When Michelle Bernstein announced the closing of her eponymous Miami staple, Michy's, she promised naysayers the restaurant would return with a new lease on life. Now, nearly a year later, chef Bernstein has made good on her word with the opening of Cena by Michy.
Though the space has been revamped, it's less of a rework and more of a paring down to the essentials of what this restaurant wants to be. Wooden floors are stripped down only to uncover beautiful terrazzo, flecked with aqua and gold tones. Whitewashed walls are adorned with oversized mirrors polished so brightly that you'd swear your doppelgänger is dining in front of you. Brass wall murals and Sputnik lighting fixtures give warm tones to the room, and a bar has been added to the Biscayne-facing side. The full effect is strikingly minimalist-meets-Mad Men. You'd fully expect Don Draper to be wooing some leggy brunette over dinner here.
Chef Bernstein's new menu features fare that's infused with flavor and color. At first glance, the menu disappoints with the absence of her famous fried chicken. (Though we wouldn't count our chickens before they're fried. The chef has been known to change her menu and bring back favorite items.)
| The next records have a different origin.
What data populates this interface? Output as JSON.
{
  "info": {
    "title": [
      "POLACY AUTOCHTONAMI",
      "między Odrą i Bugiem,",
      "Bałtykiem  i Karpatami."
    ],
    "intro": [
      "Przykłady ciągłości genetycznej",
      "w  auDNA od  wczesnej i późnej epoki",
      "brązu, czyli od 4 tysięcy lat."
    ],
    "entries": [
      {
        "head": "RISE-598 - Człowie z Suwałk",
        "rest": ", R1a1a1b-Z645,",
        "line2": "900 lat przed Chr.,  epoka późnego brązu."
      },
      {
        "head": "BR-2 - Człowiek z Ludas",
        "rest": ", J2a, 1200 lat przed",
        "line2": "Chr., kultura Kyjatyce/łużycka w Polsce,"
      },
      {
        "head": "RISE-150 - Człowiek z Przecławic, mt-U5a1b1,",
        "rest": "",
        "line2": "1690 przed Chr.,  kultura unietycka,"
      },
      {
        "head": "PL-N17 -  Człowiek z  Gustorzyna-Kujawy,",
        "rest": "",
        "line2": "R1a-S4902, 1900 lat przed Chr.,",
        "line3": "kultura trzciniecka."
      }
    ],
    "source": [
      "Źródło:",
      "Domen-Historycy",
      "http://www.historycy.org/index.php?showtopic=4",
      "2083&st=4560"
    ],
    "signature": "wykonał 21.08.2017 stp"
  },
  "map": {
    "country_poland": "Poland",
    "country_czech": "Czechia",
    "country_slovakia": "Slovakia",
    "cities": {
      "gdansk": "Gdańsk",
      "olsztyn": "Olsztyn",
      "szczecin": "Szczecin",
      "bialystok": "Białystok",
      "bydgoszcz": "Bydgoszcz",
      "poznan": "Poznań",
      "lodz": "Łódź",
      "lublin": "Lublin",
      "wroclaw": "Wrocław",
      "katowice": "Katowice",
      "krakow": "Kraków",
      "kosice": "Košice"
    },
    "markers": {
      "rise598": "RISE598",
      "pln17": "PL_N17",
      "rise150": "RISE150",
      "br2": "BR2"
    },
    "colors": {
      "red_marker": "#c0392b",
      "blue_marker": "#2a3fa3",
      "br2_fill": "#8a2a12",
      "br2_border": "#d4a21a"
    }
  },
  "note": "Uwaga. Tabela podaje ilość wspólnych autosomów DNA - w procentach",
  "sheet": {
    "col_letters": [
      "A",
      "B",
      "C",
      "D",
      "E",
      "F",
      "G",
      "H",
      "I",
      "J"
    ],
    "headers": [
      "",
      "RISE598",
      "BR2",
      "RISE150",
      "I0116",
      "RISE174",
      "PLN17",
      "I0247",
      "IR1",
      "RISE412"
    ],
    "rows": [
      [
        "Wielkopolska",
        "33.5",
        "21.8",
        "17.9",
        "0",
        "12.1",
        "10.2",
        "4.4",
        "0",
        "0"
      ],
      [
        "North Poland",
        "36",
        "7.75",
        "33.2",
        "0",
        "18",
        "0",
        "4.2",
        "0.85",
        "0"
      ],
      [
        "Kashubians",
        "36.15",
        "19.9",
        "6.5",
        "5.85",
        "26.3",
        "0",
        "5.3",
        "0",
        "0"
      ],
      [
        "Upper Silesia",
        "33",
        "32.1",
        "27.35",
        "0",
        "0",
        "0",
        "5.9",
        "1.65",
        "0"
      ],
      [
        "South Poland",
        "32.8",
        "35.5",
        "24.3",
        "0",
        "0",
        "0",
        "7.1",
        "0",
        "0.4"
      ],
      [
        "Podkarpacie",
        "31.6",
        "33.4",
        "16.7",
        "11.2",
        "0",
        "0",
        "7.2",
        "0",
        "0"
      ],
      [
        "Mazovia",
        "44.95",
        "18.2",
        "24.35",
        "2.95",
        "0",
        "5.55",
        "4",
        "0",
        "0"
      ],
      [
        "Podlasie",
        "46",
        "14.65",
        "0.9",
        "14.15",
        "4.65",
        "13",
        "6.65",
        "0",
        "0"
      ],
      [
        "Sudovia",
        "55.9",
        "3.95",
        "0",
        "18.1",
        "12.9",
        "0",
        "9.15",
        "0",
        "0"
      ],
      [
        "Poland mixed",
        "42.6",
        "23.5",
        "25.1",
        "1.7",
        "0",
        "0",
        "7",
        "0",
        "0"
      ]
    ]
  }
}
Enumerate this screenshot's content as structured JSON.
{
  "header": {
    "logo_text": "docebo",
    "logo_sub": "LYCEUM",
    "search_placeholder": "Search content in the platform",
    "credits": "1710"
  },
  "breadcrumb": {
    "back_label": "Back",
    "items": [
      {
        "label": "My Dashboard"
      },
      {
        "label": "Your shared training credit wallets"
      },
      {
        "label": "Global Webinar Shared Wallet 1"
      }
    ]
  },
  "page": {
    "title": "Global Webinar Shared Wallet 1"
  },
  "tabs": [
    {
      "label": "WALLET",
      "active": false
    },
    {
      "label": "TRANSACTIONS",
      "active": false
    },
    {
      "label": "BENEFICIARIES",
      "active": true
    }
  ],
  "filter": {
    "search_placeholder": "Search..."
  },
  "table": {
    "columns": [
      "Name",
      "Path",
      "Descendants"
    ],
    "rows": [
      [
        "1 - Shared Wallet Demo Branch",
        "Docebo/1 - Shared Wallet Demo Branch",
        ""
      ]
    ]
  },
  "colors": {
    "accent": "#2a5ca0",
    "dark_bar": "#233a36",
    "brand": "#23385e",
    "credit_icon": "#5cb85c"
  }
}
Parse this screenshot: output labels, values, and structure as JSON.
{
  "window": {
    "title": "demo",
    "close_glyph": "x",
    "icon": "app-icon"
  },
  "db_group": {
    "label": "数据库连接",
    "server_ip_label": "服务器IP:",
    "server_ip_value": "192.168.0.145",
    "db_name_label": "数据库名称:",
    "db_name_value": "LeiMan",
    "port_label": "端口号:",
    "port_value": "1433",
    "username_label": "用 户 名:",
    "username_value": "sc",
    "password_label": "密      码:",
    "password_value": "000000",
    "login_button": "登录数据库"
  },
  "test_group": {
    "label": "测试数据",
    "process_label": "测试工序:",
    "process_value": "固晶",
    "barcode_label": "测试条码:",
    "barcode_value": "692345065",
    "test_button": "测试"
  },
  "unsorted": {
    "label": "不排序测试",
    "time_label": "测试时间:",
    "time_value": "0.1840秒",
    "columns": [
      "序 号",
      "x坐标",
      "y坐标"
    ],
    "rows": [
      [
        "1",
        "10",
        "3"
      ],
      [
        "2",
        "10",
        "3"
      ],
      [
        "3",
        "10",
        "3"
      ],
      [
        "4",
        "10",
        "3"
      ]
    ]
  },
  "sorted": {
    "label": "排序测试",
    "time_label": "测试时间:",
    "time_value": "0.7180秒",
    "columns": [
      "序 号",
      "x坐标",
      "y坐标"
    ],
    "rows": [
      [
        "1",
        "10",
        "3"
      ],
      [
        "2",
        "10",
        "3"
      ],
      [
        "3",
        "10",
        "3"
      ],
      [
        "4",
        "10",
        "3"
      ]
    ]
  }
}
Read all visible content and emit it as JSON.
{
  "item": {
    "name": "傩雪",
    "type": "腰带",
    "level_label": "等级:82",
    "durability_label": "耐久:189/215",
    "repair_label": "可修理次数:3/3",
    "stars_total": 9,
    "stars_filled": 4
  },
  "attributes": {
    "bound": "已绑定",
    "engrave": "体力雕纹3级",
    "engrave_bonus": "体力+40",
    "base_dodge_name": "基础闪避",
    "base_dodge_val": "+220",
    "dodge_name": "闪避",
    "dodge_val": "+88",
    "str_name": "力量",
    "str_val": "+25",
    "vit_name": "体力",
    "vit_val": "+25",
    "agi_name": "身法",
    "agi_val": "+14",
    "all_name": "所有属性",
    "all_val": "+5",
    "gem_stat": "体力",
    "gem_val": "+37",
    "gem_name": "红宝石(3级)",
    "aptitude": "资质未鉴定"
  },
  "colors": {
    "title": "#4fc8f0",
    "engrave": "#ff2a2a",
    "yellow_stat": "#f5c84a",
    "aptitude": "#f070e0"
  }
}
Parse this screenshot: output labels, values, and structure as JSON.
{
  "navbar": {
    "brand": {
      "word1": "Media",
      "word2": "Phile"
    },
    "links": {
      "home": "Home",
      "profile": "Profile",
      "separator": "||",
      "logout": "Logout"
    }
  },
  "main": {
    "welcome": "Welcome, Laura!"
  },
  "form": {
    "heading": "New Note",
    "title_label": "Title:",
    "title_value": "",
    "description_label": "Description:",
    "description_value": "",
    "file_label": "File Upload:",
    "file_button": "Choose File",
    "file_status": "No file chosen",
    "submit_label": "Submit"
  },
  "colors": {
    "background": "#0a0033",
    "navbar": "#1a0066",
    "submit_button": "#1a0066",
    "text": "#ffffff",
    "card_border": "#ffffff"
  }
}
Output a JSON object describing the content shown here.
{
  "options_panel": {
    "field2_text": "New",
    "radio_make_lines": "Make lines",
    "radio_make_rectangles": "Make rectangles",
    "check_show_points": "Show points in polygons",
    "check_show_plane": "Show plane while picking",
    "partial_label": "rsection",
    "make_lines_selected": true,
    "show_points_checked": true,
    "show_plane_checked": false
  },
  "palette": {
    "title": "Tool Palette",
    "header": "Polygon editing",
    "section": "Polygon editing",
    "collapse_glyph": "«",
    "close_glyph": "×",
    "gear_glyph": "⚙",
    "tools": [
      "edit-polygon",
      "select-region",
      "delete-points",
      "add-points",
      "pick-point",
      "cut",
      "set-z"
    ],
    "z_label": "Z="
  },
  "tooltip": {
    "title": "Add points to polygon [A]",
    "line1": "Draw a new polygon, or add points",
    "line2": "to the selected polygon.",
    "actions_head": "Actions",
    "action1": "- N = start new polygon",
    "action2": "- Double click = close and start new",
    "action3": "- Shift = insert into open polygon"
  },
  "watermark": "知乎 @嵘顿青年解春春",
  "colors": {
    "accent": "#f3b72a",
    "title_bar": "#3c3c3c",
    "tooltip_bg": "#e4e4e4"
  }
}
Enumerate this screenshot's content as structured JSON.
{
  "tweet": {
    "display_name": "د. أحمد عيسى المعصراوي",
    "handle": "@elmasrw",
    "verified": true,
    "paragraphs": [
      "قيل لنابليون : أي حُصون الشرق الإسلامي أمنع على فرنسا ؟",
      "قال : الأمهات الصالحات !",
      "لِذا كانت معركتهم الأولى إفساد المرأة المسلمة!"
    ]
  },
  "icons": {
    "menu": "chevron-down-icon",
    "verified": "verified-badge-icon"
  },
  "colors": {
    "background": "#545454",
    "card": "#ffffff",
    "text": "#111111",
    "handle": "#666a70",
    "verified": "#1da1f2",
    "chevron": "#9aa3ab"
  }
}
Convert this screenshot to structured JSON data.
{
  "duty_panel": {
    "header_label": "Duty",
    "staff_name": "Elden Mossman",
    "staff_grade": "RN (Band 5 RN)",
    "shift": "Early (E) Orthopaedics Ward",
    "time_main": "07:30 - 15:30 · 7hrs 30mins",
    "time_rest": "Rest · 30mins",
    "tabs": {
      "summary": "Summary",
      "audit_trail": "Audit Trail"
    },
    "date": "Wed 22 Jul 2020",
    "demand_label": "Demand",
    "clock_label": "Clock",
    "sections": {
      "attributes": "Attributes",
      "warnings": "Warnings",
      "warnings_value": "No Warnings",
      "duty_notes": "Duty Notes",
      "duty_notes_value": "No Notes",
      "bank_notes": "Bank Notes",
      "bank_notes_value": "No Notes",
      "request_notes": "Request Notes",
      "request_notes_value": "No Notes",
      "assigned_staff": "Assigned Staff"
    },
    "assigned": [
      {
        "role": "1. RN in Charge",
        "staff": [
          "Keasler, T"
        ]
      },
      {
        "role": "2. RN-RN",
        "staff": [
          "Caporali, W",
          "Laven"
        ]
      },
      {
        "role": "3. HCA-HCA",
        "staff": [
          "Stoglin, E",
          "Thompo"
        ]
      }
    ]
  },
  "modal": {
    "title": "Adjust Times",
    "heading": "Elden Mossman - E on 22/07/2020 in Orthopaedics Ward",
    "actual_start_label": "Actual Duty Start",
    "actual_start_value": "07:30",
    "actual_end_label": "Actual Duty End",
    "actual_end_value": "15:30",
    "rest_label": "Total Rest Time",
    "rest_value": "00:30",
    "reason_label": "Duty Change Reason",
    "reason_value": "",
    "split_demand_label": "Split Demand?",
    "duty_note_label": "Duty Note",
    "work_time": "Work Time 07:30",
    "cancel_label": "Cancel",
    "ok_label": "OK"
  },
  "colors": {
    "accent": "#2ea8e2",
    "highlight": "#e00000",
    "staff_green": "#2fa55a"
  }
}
At a second glance, there's much to explore. Cena by Michy offers bright options like cauliflower steak with pickled garlic aioli ($12) and the sunchoke potato hash ($14). Carnivores will be satisfied by the sweetbread tacos ($14) and grilled quail ($22) — and those are just starters. Big plates range from a variety of pastas, including the chef's carbonara ($26); a whole boneless snapper ($34); and slow braised short rib, a variation of the staple Bernstein had on her original menu ($34).
On the evening we were invited to try some dishes, chef Bernstein was working the kitchen, while making frequent stops at the front of the house. At one point, she stopped to greet a young couple next to us, who were smitten by the goat cheese cavatelli and their dessert, a pair of fried apple pies a la mode. They were discussing the famous chef when Bernstein, herself, walked up to the table and spent a good amount of time graciously accepting their praise, as she chatted up the couple. It's safe to say those people will remember their meal for a long time.
Cocktails reflect the MiMo district the restaurant resides in. The Juan Draper is a play on both the fictional ad man and the Old Fashioned he drank.
Brandy-doused trumpet mushrooms are served with a mushroom jus shooter ($12).
The beet sorghum risotto is an inspired mashup of the classic Italian rice dish and an Eastern European borscht. It's toothsome, tart, and sweet and topped with a dollop of horseradish crème fraîche ($18). If you love beets, it's a must-have. If you don't love beets, it's a gateway to this now-trending root vegetable.
Chef Bernstein loves her colors. Green gnocchi lies on a bed of kale puree and parmesan broth. The plate is a colorful and fresh take on traditional pasta ($24).
Slow-braised short rib of beef is served over cauliflower puree ($34).
The fennel panna cotta with rhubarb compote and ginger snaps is the perfect little something to finish a meal ($9).
If you want to go big before you go home, Michy's bread pudding is the decadent choice. Served warm in a casserole, it's filled with chocolate chunks,raisins, and topped with a scoop of ice cream ($9). Don't think of the calories — just go for it.